Data:  What will be the impact on data in the future operating model?  Which key data needs to be shared between the ring-fenced and excluded bodies?  What additional risk does that bring to the firms and how will that be managed.  If data needs to be shared between the transferor and transferee, this provides a good opportunity to get your data and reporting in order.  It is likely that there will be new reporting requirements in the post Brexit world and getting your house in order would prove beneficial in the long run. 

Technology:  Legacy technologies have continued to live in the firms.  Maintaining them has been an expensive proposition.  Ring-fencing presents an ideal opportunity to review your existing stack and explore options about them.  You may not want to get rid of them altogether, but this provides a wonderful opportunity to take a stock and rationalise it to contain your costs and improve customer experience.
Location:  RFTS presents a good opportunity to rationalise your locations.  Locating the transferor or transferee in separate location(s) would be a good move.

Suppliers/Partners:  Over a period of time, firms have continued to add suppliers and partners to their business.  There was never a good time to rationalise them.  And there can never be a better opportunity than this.

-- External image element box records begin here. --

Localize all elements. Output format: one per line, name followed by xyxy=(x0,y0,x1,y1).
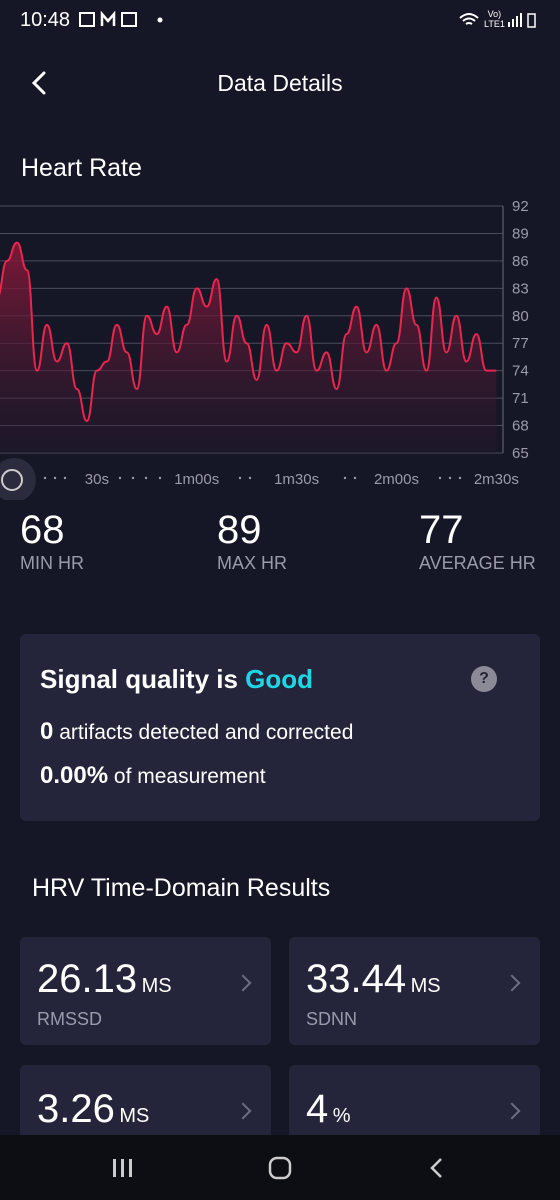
nav-home[interactable] xyxy=(268,1156,292,1180)
line-area xyxy=(0,242,497,453)
y-tick-label: 86 xyxy=(512,253,529,270)
minor-tick-dot xyxy=(158,476,162,480)
minor-tick-dot xyxy=(43,476,47,480)
status-icons xyxy=(79,10,163,27)
card-label: SDNN xyxy=(306,1009,358,1029)
stat-max: 89 MAX HR xyxy=(217,508,287,574)
card-unit: MS xyxy=(410,975,441,997)
y-tick-label: 71 xyxy=(512,390,529,407)
nav-recents[interactable] xyxy=(113,1159,132,1177)
minor-tick-dot xyxy=(248,476,252,480)
chevron xyxy=(234,974,252,992)
card-unit: MS xyxy=(119,1105,150,1127)
minor-tick-dot xyxy=(238,476,242,480)
minor-tick-dot xyxy=(144,476,148,480)
stat-value: 77 xyxy=(419,508,464,552)
hrv-title: HRV Time-Domain Results xyxy=(32,874,331,902)
x-tick-label: 2m00s xyxy=(374,471,419,488)
minor-tick-dot xyxy=(63,476,67,480)
y-tick-label: 65 xyxy=(512,445,529,462)
minor-tick-dot xyxy=(131,476,135,480)
minor-tick-dot xyxy=(448,476,452,480)
minor-tick-dot xyxy=(118,476,122,480)
card-unit: MS xyxy=(141,975,172,997)
stat-value: 89 xyxy=(217,508,262,552)
section-title: Heart Rate xyxy=(21,154,142,182)
signal-status: Good xyxy=(245,664,314,694)
heart-rate-chart: 65 68 71 74 77 80 83 86 89 92 30s 1m00s 1m30s 2m00s 2m… xyxy=(0,198,529,500)
minor-tick-dot xyxy=(353,476,357,480)
card-value: 26.13 xyxy=(37,957,138,1001)
minor-tick-dot xyxy=(438,476,442,480)
chevron xyxy=(503,1102,521,1120)
avatar-icon xyxy=(0,458,36,500)
percent-text: of measurement xyxy=(113,765,266,788)
hrv-card[interactable]: 33.44 MS SDNN xyxy=(289,937,540,1045)
y-tick-label: 89 xyxy=(512,225,529,242)
status-time: 10:48 xyxy=(20,9,71,31)
stat-label: MAX HR xyxy=(217,553,288,573)
card-label: RMSSD xyxy=(37,1009,103,1029)
percent-line: 0.00% of measurement xyxy=(40,762,266,790)
status-signal xyxy=(459,13,536,28)
card-value: 4 xyxy=(306,1087,329,1131)
stat-label: AVERAGE HR xyxy=(419,553,536,573)
minor-tick-dot xyxy=(458,476,462,480)
artifacts-count: 0 xyxy=(40,718,54,745)
signal-title: Signal quality is Good xyxy=(40,664,313,695)
y-tick-label: 68 xyxy=(512,418,529,435)
nav-back[interactable] xyxy=(430,1158,442,1178)
card-value: 3.26 xyxy=(37,1087,115,1131)
chevron xyxy=(234,1102,252,1120)
card-value: 33.44 xyxy=(306,957,407,1001)
artifacts-line: 0 artifacts detected and corrected xyxy=(40,718,353,746)
y-tick-label: 77 xyxy=(512,335,529,352)
x-tick-label: 30s xyxy=(85,471,109,488)
minor-tick-dot xyxy=(343,476,347,480)
signal-quality-card: Signal quality is Good ? 0 artifacts det… xyxy=(20,634,540,821)
chevron xyxy=(503,974,521,992)
hrv-card[interactable]: 26.13 MS RMSSD xyxy=(20,937,271,1045)
status-network: Vo) LTE1 xyxy=(484,9,505,29)
x-tick-label: 1m30s xyxy=(274,471,319,488)
avatar-icon-inner xyxy=(1,469,23,491)
signal-title-text: Signal quality is xyxy=(40,664,238,694)
volte: Vo) xyxy=(487,9,502,19)
y-tick-label: 80 xyxy=(512,308,529,325)
header-title: Data Details xyxy=(217,70,343,96)
artifacts-text: artifacts detected and corrected xyxy=(59,721,354,744)
card-unit: % xyxy=(332,1105,351,1127)
minor-tick-dot xyxy=(53,476,57,480)
nav-bar xyxy=(0,1135,560,1200)
stat-label: MIN HR xyxy=(20,553,84,573)
x-tick-label: 1m00s xyxy=(174,471,219,488)
stat-value: 68 xyxy=(20,508,65,552)
y-tick-label: 74 xyxy=(512,363,529,380)
y-tick-label: 92 xyxy=(512,198,529,215)
lte: LTE1 xyxy=(484,19,505,29)
stat-min: 68 MIN HR xyxy=(20,508,84,574)
stat-average: 77 AVERAGE HR xyxy=(419,508,536,574)
help-button[interactable]: ? xyxy=(471,666,497,692)
x-tick-label: 2m30s xyxy=(474,471,519,488)
percent-value: 0.00% xyxy=(40,762,109,789)
y-tick-label: 83 xyxy=(512,280,529,297)
back-button[interactable] xyxy=(28,70,50,96)
line xyxy=(0,241,497,422)
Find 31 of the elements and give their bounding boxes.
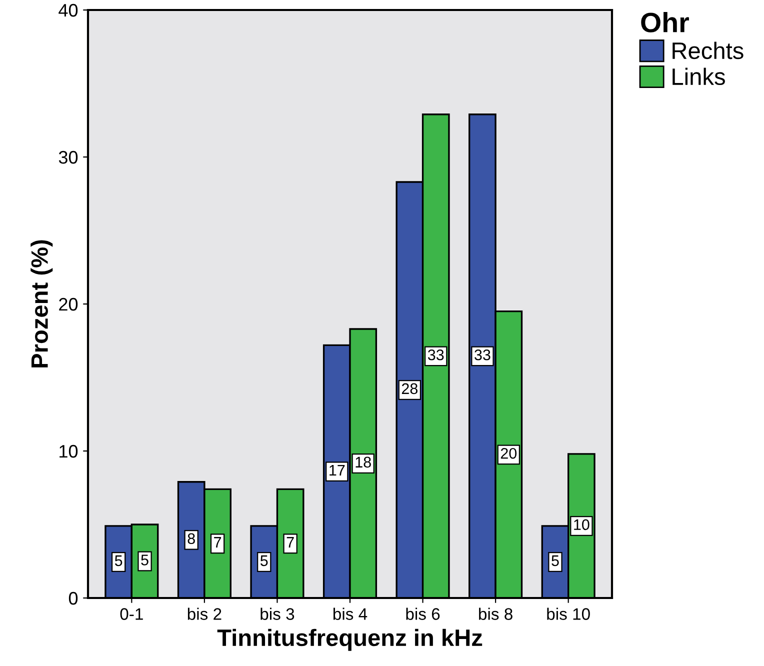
data-label: 5 xyxy=(552,555,559,566)
x-tick-label: bis 4 xyxy=(333,608,368,620)
y-tick-label: 30 xyxy=(58,150,78,164)
data-label: 18 xyxy=(356,456,371,468)
data-label: 5 xyxy=(114,555,122,566)
data-label: 5 xyxy=(260,555,268,566)
data-label: 7 xyxy=(214,537,222,548)
x-axis-title: Tinnitusfrequenz in kHz xyxy=(217,628,482,651)
y-tick-label: 0 xyxy=(68,592,78,605)
legend-label: Links xyxy=(672,68,725,86)
x-tick-label: 0-1 xyxy=(120,608,143,620)
x-tick-label: bis 10 xyxy=(547,608,590,620)
data-label: 33 xyxy=(428,349,444,360)
data-label: 20 xyxy=(500,448,517,459)
y-tick-label: 40 xyxy=(58,4,78,17)
data-label: 33 xyxy=(474,349,490,360)
x-tick-label: bis 2 xyxy=(188,608,222,620)
x-tick-label: bis 3 xyxy=(260,608,294,620)
y-tick-label: 20 xyxy=(59,298,78,311)
data-label: 8 xyxy=(188,533,195,544)
data-label: 17 xyxy=(330,465,345,476)
legend-title: Ohr xyxy=(641,12,689,32)
data-label: 10 xyxy=(574,519,590,530)
data-label: 7 xyxy=(286,537,294,548)
x-tick-label: bis 6 xyxy=(406,608,440,620)
x-tick-label: bis 8 xyxy=(479,608,512,620)
y-tick-label: 10 xyxy=(60,444,78,458)
data-label: 28 xyxy=(402,383,418,394)
legend-label: Rechts xyxy=(672,42,744,60)
data-label: 5 xyxy=(141,554,148,566)
y-axis-title: Prozent (%) xyxy=(30,240,53,368)
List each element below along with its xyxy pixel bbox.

The above are, by no means, a complete list of the components that you need to explore.  Some other key elements that you also need to consider are governance, audit, risk and legal which are key components in providing evidence to the skilled person, and through him to the regulators.

Some other aspects that you also need to consider are (a) the magnitude and complexity of the project necessary to comply with Structural Reforms; (b) Which regulatory and/or tax drivers will impact the ring-fenced and the excluded bodies?  How are they inter-related?  How would the structural reforms impact your five year business plan, especially profitability and customer outcomes?

The key point which I want to make here is this:  if you do not have a documented model of your business, this is the best time to have one.  An operating model will provide you with a good starting point and would help you prioritise your activities, and hence prepare the timetable for transfer.  It will also help you answer key questions on your business model, its viability, your business planning and strategy.  In my previous experience, where I was involved in a Part VII transfer, the absence of an operating model proved extremely expensive to the client in the long run.  Be aware and avoid that.

Ring-fencing vis-à-vis  Brexit
Firms are gearing up to the harsh reality of Brexit.  And they will continue to live in this dilemma for a while, before the new department is operational.  Brexit will also impact your operating model.  The structural reforms could not have come at a better time.  The timelines for the structural reforms and (hopefully) for Brexit are likely to coincide.  This presents a good opportunity to focus on your governance, data and reporting.  At the minimal, these three components of your operating model are definitely going to be impacted by Brexit.  At the cost of repetition, there can be never a good time to invest in business architecture capabilities for your business.  Business architecture will help you map your key business components and your business capabilities which would provide a cross-functional vocabulary for decisions on operational continuity, capital, risk and business model viability.  It is advisable to make the most of this opportunity and broaden your horizon to include structural reforms as well as the post Brexit scenarios.  Your options for ring-fencing and Brexit may be aligned and you can save a lot of resources by doing it together.

The above view is based on the available information on the regulators’ websites and from discussions with a number of colleagues and practitioners who have been involved in legal entity amalgamation/divestment before.  While, the requirements for structural reforms have just been released (on July 7th,  2016), there exists a lot of speculation about Brexit.